Reach for academic when the deliverable is a scholarly write-up for a research or technical-expert audience that demands traceable evidence and explicit method — a literature synthesis, an evaluation study, or any report whose claims must survive peer scrutiny of both the evidence and how it was gathered. It rewards teams that need every finding attributable and every disputed result flagged rather than smoothed over.
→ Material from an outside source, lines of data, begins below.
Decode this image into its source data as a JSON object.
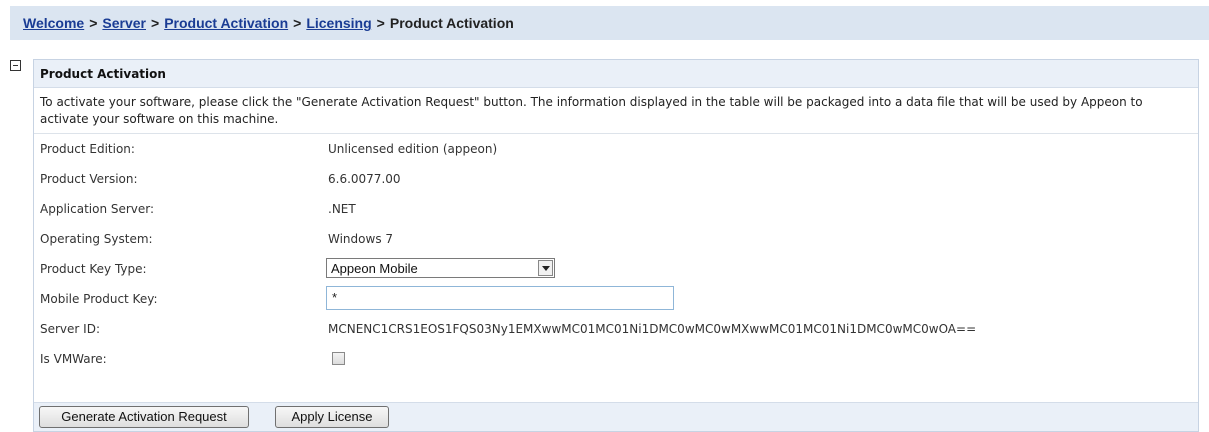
{
  "breadcrumb": {
    "items": [
      {
        "label": "Welcome",
        "link": true
      },
      {
        "label": "Server",
        "link": true
      },
      {
        "label": "Product Activation",
        "link": true
      },
      {
        "label": "Licensing",
        "link": true
      },
      {
        "label": "Product Activation",
        "link": false
      }
    ],
    "separator": ">"
  },
  "panel": {
    "title": "Product Activation",
    "description": "To activate your software, please click the \"Generate Activation Request\" button. The information displayed in the table will be packaged into a data file that will be used by Appeon to activate your software on this machine.",
    "fields": {
      "edition_label": "Product Edition:",
      "edition_value": "Unlicensed edition (appeon)",
      "version_label": "Product Version:",
      "version_value": "6.6.0077.00",
      "app_server_label": "Application Server:",
      "app_server_value": ".NET",
      "os_label": "Operating System:",
      "os_value": "Windows 7",
      "key_type_label": "Product Key Type:",
      "key_type_value": "Appeon Mobile",
      "mobile_key_label": "Mobile Product Key:",
      "mobile_key_value": "*",
      "server_id_label": "Server ID:",
      "server_id_value": "MCNENC1CRS1EOS1FQS03Ny1EMXwwMC01MC01Ni1DMC0wMC0wMXwwMC01MC01Ni1DMC0wMC0wOA==",
      "vmware_label": "Is VMWare:",
      "vmware_checked": false
    },
    "buttons": {
      "generate": "Generate Activation Request",
      "apply": "Apply License"
    }
  },
  "colors": {
    "breadcrumb_bg": "#dbe5f1",
    "link": "#1a3c94",
    "panel_header_bg": "#eaf0f8"
  }
}
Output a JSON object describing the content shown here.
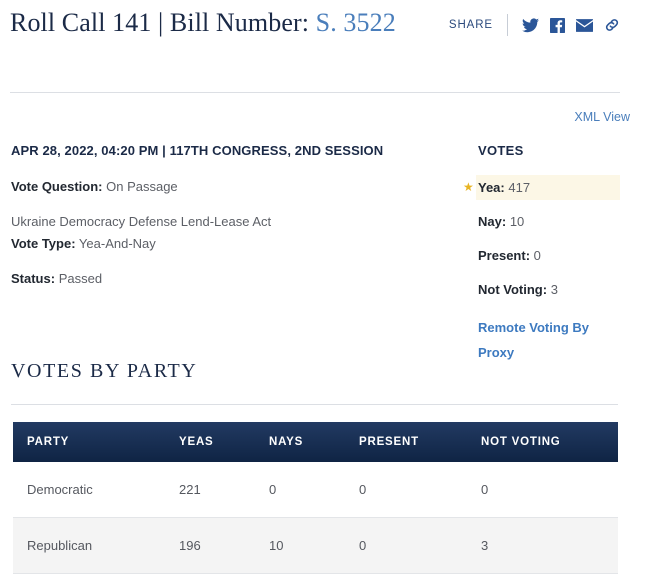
{
  "header": {
    "title_prefix": "Roll Call 141 | Bill Number: ",
    "bill_number": "S. 3522",
    "share_label": "SHARE",
    "icons": [
      "twitter-icon",
      "facebook-icon",
      "email-icon",
      "link-icon"
    ]
  },
  "xml_view": "XML View",
  "meta": {
    "datestamp": "APR 28, 2022, 04:20 PM | 117TH CONGRESS, 2ND SESSION",
    "vote_question_label": "Vote Question:",
    "vote_question_value": "On Passage",
    "bill_title": "Ukraine Democracy Defense Lend-Lease Act",
    "vote_type_label": "Vote Type:",
    "vote_type_value": "Yea-And-Nay",
    "status_label": "Status:",
    "status_value": "Passed"
  },
  "votes": {
    "heading": "VOTES",
    "yea_label": "Yea:",
    "yea_value": "417",
    "nay_label": "Nay:",
    "nay_value": "10",
    "present_label": "Present:",
    "present_value": "0",
    "not_voting_label": "Not Voting:",
    "not_voting_value": "3",
    "proxy_link": "Remote Voting By Proxy",
    "highlight_color": "#fcf7e6",
    "star_color": "#e8b423"
  },
  "party_section": {
    "heading": "VOTES BY PARTY",
    "columns": [
      "PARTY",
      "YEAS",
      "NAYS",
      "PRESENT",
      "NOT VOTING"
    ],
    "rows": [
      {
        "party": "Democratic",
        "yeas": "221",
        "nays": "0",
        "present": "0",
        "not_voting": "0"
      },
      {
        "party": "Republican",
        "yeas": "196",
        "nays": "10",
        "present": "0",
        "not_voting": "3"
      }
    ]
  },
  "colors": {
    "navy": "#1b2a47",
    "link_blue": "#4a7ebb",
    "table_header": "#0f2444"
  }
}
Do not use it for an informal, pre-build trade-off narrative — that is google-design-doc: conversational, alternatives reasoned in prose, no IMRaD structure or citation-style requirement. Do not use it for a practitioner decision report built around a mandatory options-vs-criteria comparison table — that is engineering: its center of gravity is the Trade-offs table, not scholarly method and cited evidence. Do not use it for a single already-made, immutable decision record — that is an adr.

A report titled “Retrieval Strategy and Evaluation in Retrieval-Augmented Generation: A Synthesis Report” opens with a 150-250 word Abstract stating the question, method, and principal findings, then states in Background that closed-book language models cannot incorporate long-tail or newly changed facts. Method explains that evidence came from three primary-source papers verified by reading the originals rather than downstream citations. Findings then walks three themes each grounded in a real, cited publication — Lewis et al. (2020) on the RAG architecture itself, Karpukhin et al. (2020) on dense passage retrieval outperforming sparse lexical retrieval, and Es et al. (2023) on RAGAS’s reference-free evaluation of faithfulness and relevance. Discussion ties the three findings together (retrieval quality bounds what the generator can faithfully ground, and evaluation determines whether that faithfulness is actually measured) and states the report’s limitation honestly: it synthesizes published papers rather than running a new empirical comparison. References lists the three cited papers in full, author-date style.